Manifest artfully

I set a stack of dishes on the table

before dinner and it’s angled coyly.

I toss pillows and a blanket on the sofa

on a diagonal.

I put jars in the pantry seemingly without

pattern, but there’s one there.

The linen shelf has sheets and towels

in various shades of stone.

I light just one or two candles at a time

for enough light- just enough.

I curl to one side when reading a novel.

I eyeball spice amounts in recipes.

I only correct people who say my name

wrong if I’m going to meet them again.

I sing every song as if it could be my last.

I write straight out of my heart but

filtered through my mind. No edits.

I like trickery with words -not deeds.

I water plants and feel slightly benevolent.

I am in love with the moon

no matter how much it chooses to show.

I never tire of wind or trees or hills

or colors or shadows or bread or tea

or hugs or laughs or deep breaths

of fresh air after being cooped up.

I have edited my childhood memories.

I have made a safe harbor for my children.

I have no inner sense of direction

and always find something to interest me

no matter if it’s a dynamic mountain range

or a grocery store. It’s all a wonder.

I think cinnamon and garlic are blessings.

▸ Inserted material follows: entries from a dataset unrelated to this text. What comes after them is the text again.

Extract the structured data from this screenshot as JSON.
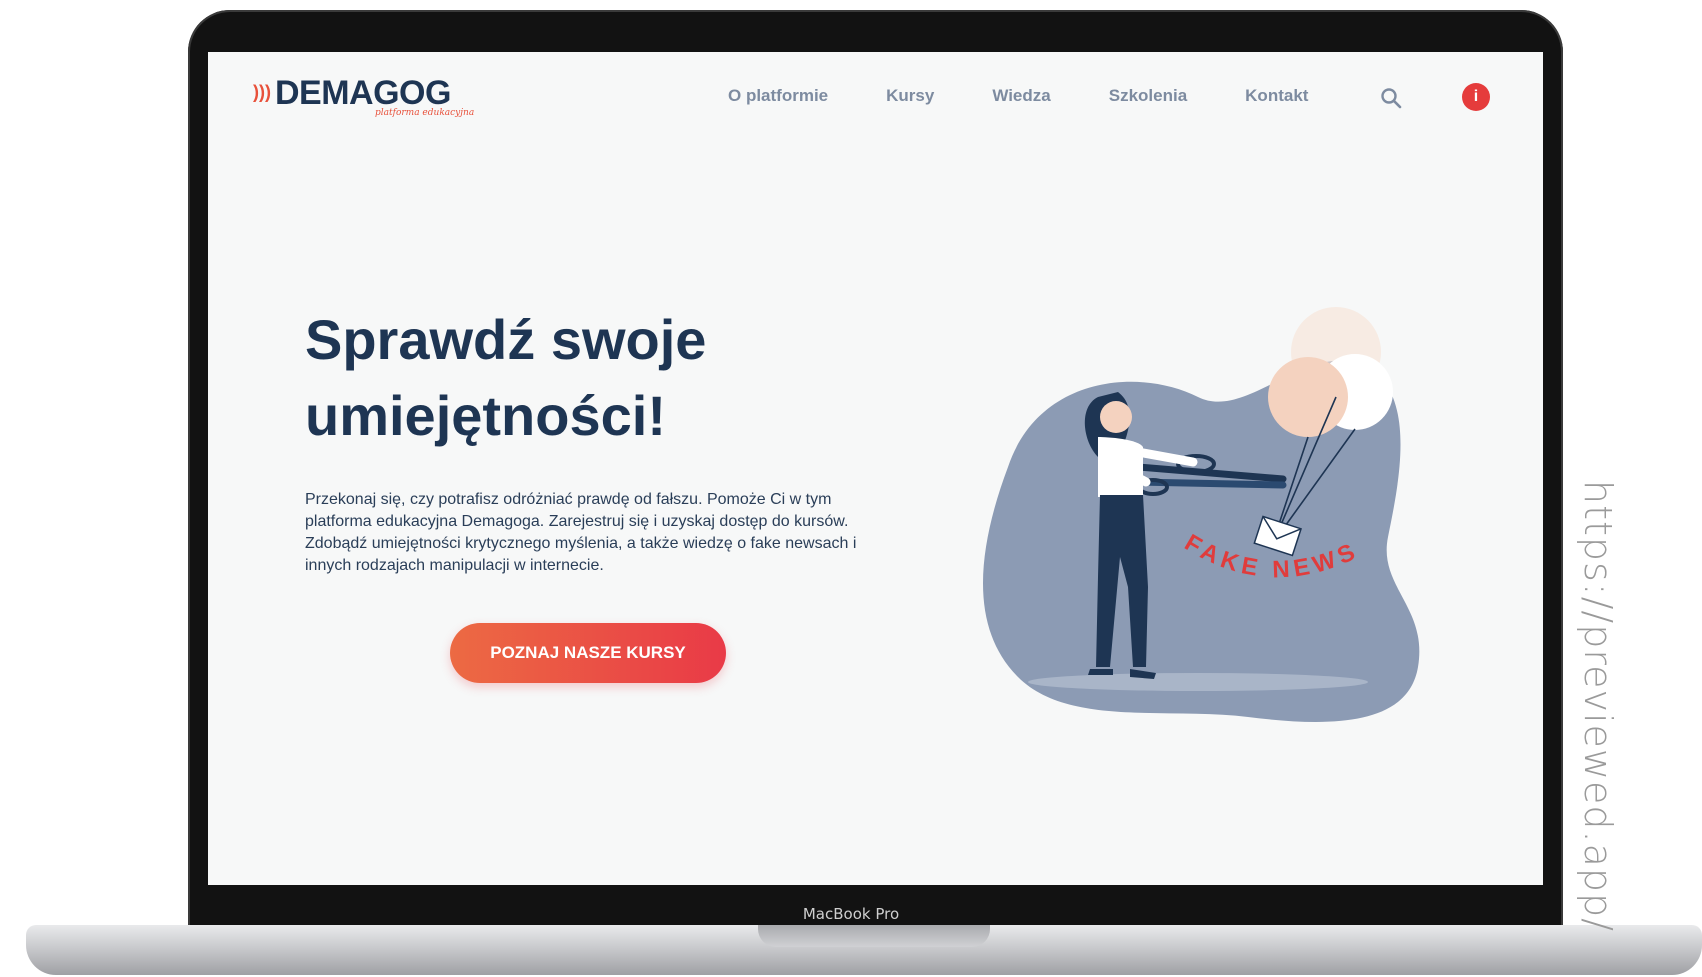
{
  "watermark": "https://previewed.app/",
  "device_label": "MacBook Pro",
  "site": {
    "logo": {
      "wordmark": "DEMAGOG",
      "tagline": "platforma edukacyjna"
    },
    "nav": {
      "items": [
        "O platformie",
        "Kursy",
        "Wiedza",
        "Szkolenia",
        "Kontakt"
      ],
      "search_icon": "search-icon",
      "info_icon": "info-icon"
    },
    "hero": {
      "title": "Sprawdź swoje umiejętności!",
      "description": "Przekonaj się, czy potrafisz odróżniać prawdę od fałszu. Pomoże Ci w tym platforma edukacyjna Demagoga. Zarejestruj się i uzyskaj dostęp do kursów. Zdobądź umiejętności krytycznego myślenia, a także wiedzę o fake newsach i innych rodzajach manipulacji w internecie.",
      "cta_label": "POZNAJ NASZE KURSY"
    },
    "illustration": {
      "caption": "FAKE NEWS"
    }
  },
  "colors": {
    "brand_navy": "#1e3553",
    "brand_red": "#e8513b",
    "cta_start": "#ec6a43",
    "cta_end": "#e93a47",
    "nav_text": "#7d8ba0",
    "blob": "#8c9bb4"
  }
}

The wonder of the first hyacinth of spring

is something I’ll never get over. Just like

the first view of the ocean after being

landlocked or the array of stars enough to

cradle you if you fell upwards.

I crave an understanding ear and kind smile

but usually create befuddlement.

Texas sheet cake is true ambrosia.

I’ve never tried making it for fear of

falling short as usual.

I am supremely confident in my menial work

and in my place in the forest but have no

roots or sense of place anywhere else.

I like to read people’s stories in their eyes

and often lose what they’re actually saying.

Someday soon I think the pieces of me

will fit together even if only for awhile

and even if it’s like a silent epic live story

nobody else knows, I will be enough for an afternoon and so will you.